Abstract

The present study was designed to determine relaxation in response to 17 beta-estradiol by isolated perfused hearts from intact normotensive male and female rats as well as the contribution of endothelium and its relaxing factors to this action. Baseline coronary perfusion pressure was determined and the vasoactive effects of 17 beta-estradiol (10 microM) were assessed by in bolus administration before and after endothelium denudation by infusion of 0.25 microM sodium deoxycholate or perfusion with 100 microM L-NAME, 2.8 microM indomethacin, 0.75 microM clotrimazole, 100 microM L-NAME plus 2.8 microM indomethacin, and 100 microM L-NAME plus 0.75 microM clotrimazole. Baseline coronary perfusion pressure differed significantly between males (84 +/- 2 mmHg, N = 61) and females (102 +/- 2 mmHg, N = 61). Bolus injection of 10 microM 17 beta-estradiol elicited a transient relaxing response in all groups, which was greater in coronary beds from females. For both sexes, the relaxing response to 17 beta-estradiol was at least in part endothelium-dependent.

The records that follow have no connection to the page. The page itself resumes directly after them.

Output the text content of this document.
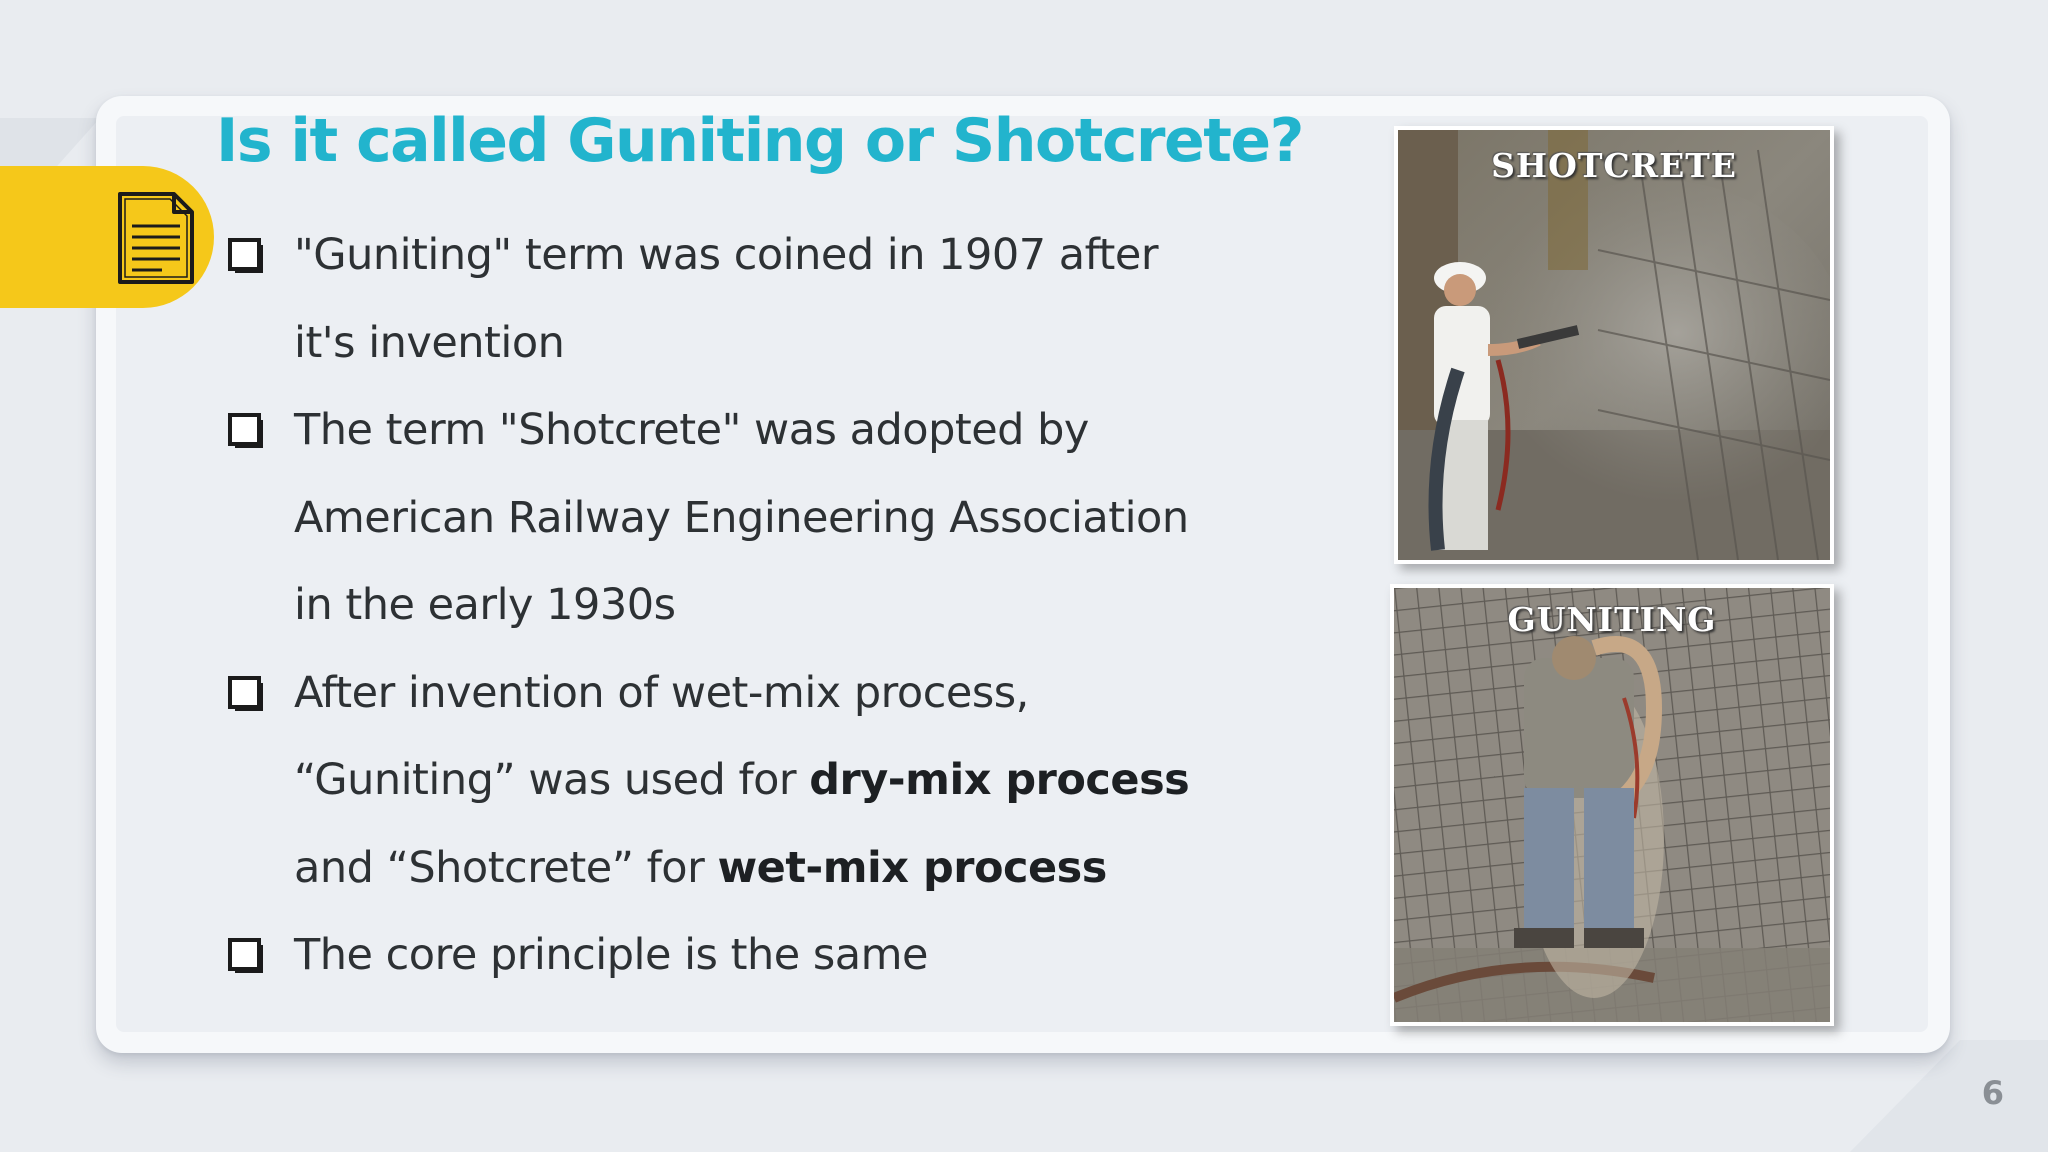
Is it called Guniting or Shotcrete?
"Guniting" term was coined in 1907 after
it's invention
The term "Shotcrete" was adopted by
American Railway Engineering Association
in the early 1930s
After invention of wet-mix process,
“Guniting” was used for dry-mix process
and “Shotcrete” for wet-mix process
The core principle is the same
SHOTCRETE
GUNITING
6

In the presence of the nitric oxide synthase inhibitor L-NAME, the relaxing response to 17 beta-estradiol was reduced only in females. Nevertheless, in the presence of indomethacin, a cyclooxygenase inhibitor, or clotrimazole, a cytochrome P450 inhibitor, the 17 beta-estradiol response was significantly reduced in both groups. In addition, combined treatment with L-NAME plus indomethacin or L-NAME plus clotrimazole also reduced the 17 beta-estradiol response in both groups. These results indicate the importance of prostacyclin and endothelium-derived hyperpolarizing factor in the relaxing response to 17 beta-estradiol. 17 beta-estradiol-induced relaxation may play an important role in the regulation of coronary tone and this may be one of the reasons why estrogen replacement therapy reduces the risk of coronary heart disease in postmenopausal women.